Create a scatter plot depicting the relationship between salary and profits (with profits on the x-axis).

## starting httpd help server ... done

Multiple Regression

\[salary_i = \beta_0 + \beta_1 profits_{1i} + \beta_2 age_{2i} + u_i\] Find OLS estimates of \(\beta_0\), \(\beta_1\), and \(\beta_3\) in the above model.

# matrix 
X <- cbind(1, ceosalary$profits, ceosalary$age)
y <- ceosalary$salary
beta <- solve(t(X) %*% X) %*% t(X) %*% y

# function 
m1 <- lm(salary ~ profits + age, data=ceosalary)

Coefficient Table

Report the coefficient estimates, standard errors, t-statistics, and two-tailed p-values, in a professional looking table.

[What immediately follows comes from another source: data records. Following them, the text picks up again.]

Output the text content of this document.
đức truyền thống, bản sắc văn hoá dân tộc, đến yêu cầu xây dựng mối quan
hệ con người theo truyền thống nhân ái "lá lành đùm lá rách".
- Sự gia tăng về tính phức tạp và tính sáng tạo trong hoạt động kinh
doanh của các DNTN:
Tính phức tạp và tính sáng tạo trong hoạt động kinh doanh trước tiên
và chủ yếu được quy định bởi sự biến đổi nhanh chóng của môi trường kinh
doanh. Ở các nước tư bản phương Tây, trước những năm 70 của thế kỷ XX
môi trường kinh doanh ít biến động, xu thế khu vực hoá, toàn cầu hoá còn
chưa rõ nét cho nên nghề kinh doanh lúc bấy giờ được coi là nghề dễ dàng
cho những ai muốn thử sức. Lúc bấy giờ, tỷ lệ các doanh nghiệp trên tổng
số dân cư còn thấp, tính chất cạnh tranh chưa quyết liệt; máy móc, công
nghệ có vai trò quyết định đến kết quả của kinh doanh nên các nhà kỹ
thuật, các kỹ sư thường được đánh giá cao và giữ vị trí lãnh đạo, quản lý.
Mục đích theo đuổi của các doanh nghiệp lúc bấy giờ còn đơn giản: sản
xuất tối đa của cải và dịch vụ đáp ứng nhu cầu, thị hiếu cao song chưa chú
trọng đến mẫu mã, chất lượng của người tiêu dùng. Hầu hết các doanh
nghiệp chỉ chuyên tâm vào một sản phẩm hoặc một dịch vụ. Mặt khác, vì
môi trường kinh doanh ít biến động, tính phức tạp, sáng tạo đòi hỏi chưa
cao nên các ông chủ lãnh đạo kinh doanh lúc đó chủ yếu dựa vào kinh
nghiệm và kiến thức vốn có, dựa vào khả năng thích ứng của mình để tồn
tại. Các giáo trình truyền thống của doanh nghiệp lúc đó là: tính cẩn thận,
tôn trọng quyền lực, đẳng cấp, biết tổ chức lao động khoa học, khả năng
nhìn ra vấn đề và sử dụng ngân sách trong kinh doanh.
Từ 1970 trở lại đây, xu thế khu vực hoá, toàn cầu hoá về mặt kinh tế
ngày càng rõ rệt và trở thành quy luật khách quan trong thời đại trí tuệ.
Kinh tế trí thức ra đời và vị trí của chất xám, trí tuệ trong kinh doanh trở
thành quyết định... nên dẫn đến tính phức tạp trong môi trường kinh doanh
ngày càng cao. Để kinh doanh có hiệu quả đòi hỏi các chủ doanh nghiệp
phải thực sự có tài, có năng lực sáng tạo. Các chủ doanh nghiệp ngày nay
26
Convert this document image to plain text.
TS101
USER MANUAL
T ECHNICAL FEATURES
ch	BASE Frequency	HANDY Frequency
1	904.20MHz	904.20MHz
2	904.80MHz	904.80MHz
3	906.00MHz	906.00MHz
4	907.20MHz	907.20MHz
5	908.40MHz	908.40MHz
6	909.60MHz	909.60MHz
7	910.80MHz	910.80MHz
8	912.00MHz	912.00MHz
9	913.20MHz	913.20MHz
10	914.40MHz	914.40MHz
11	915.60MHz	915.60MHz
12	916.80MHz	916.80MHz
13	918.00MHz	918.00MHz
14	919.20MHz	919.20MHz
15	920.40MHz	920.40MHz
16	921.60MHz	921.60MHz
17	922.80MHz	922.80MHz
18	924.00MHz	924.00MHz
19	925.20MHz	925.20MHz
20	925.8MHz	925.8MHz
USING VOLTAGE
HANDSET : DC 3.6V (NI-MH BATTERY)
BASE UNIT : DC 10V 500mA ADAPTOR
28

Regression Coefficient Estimates
Coefficient Standard_Error T_Statistic P_Value
(Intercept) 541.7472943 279.8241748 1.9360275 0.0545735
profits 0.5921174 0.1048957 5.6448199 0.0000001
age 3.3642933 4.9523160 0.6793374 0.4978760

Plot Predictions

Create a figure that plots the predicted value of salary as a function of profits at three different values for age: the 5th percentile, the 50th percentile, and 95th percentile. Use the predict function to do it.

Base R

ggplot

## Warning: package 'ggplot2' was built under R version 4.3.3

Model Fit

Calculate R squared, mean squared error, and adjusted R squared by hand.

\[R^2 = 1 - \frac{SSR}{SST} = 1 - \frac{\Sigma_N (y_i - \hat{y_i})^2}{\Sigma_N (y_i - \bar{y})^2}\] \[MSE = \frac{\Sigma_N (y_i - \hat{y_i})^2}{N - K - 1} \] \[R_{adj}^2 = 1 - \frac{MSE}{Var(y)} = 1 - \frac{\frac{\Sigma_N (y_i - \hat{y_i})^2}{N - K - 1}}{\frac{\Sigma_N (y_i - \bar{y})^2}{N - 1}}\]

## [1] 0.1707458
## [1] 293359.6
## [1] 0.1606942